Session: Centering Systemic Oppression in Prevention Research and Practice to Address Health Inequities (Society for Prevention Research 27th Annual Meeting)

2-067 Centering Systemic Oppression in Prevention Research and Practice to Address Health Inequities

Wednesday, May 29, 2019: 4:00 PM-5:30 PM
Bayview B (Hyatt Regency San Francisco)
Theme: Research, Policy, and Practice
Rachel Tache
Caryn R.R. Rodgers, Rhonda Boyd, Sharon Lambert, Aubrey Harrison and Joniqua Ceasar
Systemic discrimination on the basis of race, gender, sexuality, class, and ability has been foundational to the development of health disparities and plays an undeniable role in their maintenance. Accordingly, challenging these systems is pertinent to preventing disparate health outcomes. Yet, many preventive interventions favor individual, family, or proximal community-level efforts and may not sufficiently address the oppressive structures that underlie health inequities. This approach may place the onus on marginalized individuals, their families, schools, and communities to address products of deep-rooted systemic problems. An individual-level prevention focus also reinforces individualistic mainstream discourse around systemic problems, resulting in an emphasis on the prevention of symptoms of larger systems rather than an examination of the systems themselves. This approach also promotes mere survival in the face of oppressive systems, and values success within their confines instead of reimagining them structurally. Given these implications, prevention scientists should be encouraged to explore systemic factors and target larger structures by prioritizing social change work.
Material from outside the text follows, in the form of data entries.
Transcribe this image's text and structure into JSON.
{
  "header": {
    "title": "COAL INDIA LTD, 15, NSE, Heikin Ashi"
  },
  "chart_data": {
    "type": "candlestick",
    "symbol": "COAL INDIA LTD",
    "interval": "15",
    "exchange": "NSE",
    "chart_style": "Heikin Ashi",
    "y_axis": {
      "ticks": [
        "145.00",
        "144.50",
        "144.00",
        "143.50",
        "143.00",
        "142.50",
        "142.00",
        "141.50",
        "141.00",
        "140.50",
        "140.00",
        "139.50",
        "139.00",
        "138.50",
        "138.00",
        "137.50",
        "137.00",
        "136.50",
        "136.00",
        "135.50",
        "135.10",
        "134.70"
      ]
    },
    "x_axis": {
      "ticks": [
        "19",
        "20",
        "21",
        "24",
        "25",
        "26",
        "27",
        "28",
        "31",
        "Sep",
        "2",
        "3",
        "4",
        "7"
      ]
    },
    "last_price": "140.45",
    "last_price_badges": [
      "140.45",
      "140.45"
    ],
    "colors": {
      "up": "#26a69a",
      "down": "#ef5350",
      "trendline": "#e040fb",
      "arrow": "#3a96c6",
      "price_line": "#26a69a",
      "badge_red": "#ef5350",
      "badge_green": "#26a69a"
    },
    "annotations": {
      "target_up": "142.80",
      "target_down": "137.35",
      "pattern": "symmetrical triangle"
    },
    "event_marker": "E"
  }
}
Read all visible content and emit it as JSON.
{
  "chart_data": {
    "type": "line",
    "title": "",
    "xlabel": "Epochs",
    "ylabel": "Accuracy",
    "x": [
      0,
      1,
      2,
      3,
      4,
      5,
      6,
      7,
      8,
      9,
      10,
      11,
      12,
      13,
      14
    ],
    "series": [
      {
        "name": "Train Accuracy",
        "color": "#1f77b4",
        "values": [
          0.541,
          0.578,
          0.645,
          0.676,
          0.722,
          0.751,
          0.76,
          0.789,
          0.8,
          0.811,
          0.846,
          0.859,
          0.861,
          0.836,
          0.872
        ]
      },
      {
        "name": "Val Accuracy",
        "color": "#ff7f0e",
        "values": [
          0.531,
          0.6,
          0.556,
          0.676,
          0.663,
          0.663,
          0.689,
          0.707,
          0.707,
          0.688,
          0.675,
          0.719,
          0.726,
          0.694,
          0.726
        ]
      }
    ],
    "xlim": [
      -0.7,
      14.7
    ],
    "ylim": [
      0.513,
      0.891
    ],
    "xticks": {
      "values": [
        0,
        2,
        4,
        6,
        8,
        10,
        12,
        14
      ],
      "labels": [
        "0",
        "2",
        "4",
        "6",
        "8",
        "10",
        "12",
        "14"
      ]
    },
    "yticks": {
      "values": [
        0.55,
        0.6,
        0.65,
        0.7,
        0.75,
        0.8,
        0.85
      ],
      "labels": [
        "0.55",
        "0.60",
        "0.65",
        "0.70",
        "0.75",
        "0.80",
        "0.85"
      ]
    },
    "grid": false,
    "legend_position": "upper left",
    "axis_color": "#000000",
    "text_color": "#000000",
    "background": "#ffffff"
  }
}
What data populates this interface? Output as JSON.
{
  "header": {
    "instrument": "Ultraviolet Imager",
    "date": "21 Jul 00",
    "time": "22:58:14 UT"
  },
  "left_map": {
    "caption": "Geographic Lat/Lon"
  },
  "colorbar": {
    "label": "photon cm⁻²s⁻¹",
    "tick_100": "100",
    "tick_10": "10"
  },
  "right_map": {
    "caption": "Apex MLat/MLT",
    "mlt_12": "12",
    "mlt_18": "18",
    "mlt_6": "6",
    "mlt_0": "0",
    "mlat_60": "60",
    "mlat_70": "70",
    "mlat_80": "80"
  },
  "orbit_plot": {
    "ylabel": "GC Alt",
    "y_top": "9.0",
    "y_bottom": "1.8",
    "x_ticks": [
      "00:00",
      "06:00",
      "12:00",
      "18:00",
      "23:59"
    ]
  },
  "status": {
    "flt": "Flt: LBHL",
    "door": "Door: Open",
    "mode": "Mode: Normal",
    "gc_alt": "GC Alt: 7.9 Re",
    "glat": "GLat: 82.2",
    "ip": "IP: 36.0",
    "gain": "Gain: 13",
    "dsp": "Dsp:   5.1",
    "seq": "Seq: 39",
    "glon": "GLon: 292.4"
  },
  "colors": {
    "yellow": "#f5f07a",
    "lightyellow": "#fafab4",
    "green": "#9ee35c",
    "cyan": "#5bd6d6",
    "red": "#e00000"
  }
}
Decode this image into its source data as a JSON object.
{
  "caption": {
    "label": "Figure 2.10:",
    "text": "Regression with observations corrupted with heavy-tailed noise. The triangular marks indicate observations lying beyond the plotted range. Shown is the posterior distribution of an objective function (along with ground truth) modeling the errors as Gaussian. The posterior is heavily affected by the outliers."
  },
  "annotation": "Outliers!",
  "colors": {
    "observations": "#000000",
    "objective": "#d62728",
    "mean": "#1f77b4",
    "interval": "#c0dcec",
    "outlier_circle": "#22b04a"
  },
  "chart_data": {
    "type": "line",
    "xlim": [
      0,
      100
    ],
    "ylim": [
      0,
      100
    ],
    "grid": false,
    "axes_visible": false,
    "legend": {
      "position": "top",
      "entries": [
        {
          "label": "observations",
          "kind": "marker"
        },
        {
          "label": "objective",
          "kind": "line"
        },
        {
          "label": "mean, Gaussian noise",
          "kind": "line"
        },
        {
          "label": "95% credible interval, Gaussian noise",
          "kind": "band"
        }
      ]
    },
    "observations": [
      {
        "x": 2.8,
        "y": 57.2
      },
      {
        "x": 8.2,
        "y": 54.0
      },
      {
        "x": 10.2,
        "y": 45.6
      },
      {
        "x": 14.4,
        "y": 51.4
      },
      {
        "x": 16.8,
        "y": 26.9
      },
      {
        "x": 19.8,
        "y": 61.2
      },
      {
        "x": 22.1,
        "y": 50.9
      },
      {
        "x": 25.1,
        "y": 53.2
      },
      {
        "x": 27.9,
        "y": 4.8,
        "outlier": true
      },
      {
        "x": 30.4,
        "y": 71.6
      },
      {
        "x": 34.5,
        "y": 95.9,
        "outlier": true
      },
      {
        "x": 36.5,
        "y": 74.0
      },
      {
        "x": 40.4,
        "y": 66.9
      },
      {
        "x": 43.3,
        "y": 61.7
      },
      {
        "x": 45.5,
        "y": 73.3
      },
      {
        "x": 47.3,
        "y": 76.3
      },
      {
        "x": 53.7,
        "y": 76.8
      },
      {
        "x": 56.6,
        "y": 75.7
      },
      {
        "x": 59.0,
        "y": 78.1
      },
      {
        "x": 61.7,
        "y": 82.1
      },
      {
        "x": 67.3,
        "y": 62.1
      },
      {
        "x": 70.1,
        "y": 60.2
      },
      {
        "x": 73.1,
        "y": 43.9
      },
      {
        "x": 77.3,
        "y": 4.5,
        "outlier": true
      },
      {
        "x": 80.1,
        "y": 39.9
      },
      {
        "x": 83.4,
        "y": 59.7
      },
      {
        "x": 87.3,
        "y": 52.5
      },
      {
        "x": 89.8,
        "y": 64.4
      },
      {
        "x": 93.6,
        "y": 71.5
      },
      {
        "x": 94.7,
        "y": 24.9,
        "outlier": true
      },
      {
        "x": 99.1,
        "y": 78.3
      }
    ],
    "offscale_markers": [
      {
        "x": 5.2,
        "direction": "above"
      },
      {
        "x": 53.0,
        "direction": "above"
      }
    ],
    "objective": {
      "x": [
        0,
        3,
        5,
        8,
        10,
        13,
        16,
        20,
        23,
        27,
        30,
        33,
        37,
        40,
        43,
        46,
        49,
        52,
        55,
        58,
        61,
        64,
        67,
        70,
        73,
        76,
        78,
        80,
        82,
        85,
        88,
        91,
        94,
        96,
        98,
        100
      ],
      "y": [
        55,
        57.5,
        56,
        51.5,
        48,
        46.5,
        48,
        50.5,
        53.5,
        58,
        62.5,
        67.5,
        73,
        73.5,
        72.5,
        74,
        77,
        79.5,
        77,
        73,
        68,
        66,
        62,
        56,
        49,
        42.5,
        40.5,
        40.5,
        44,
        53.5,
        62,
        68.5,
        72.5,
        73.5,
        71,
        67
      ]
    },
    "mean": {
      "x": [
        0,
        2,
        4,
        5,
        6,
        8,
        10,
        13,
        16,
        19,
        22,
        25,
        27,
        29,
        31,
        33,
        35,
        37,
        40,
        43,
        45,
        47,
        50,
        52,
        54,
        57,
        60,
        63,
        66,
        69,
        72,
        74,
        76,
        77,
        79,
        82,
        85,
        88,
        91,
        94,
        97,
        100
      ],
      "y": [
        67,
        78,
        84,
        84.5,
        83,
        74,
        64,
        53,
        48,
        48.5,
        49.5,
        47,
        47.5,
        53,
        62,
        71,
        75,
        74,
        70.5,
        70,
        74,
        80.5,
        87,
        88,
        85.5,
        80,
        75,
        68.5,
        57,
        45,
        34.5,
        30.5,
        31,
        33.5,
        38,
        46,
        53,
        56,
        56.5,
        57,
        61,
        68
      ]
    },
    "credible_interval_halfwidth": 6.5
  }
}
This roundtable brings together individuals representing multiple prevention science perspectives, including research, translation, practice, and policy to consider how systemic oppression maintains health disparities and may bias prevention science research and practice toward individual-level targets. How might training programs challenge emerging prevention scientists to better examine and account for systems of oppression as determinants of health in their research? Can the prevention science field reimagine individual-level prevention efforts to broaden their depth and scope and account for multilevel factors in accordance with the ecological theories that characterize our understanding of health disparities? Moving forward, in what ways can research, preventive intervention design, and implementation prioritize and target systemic factors that contribute to health inequities? This discussion aims to encourage prevention scientists in academic, community, and public sector settings to explore how prevention science might better understand and integrate the systemic bases of health disparities into its scholarship and practice.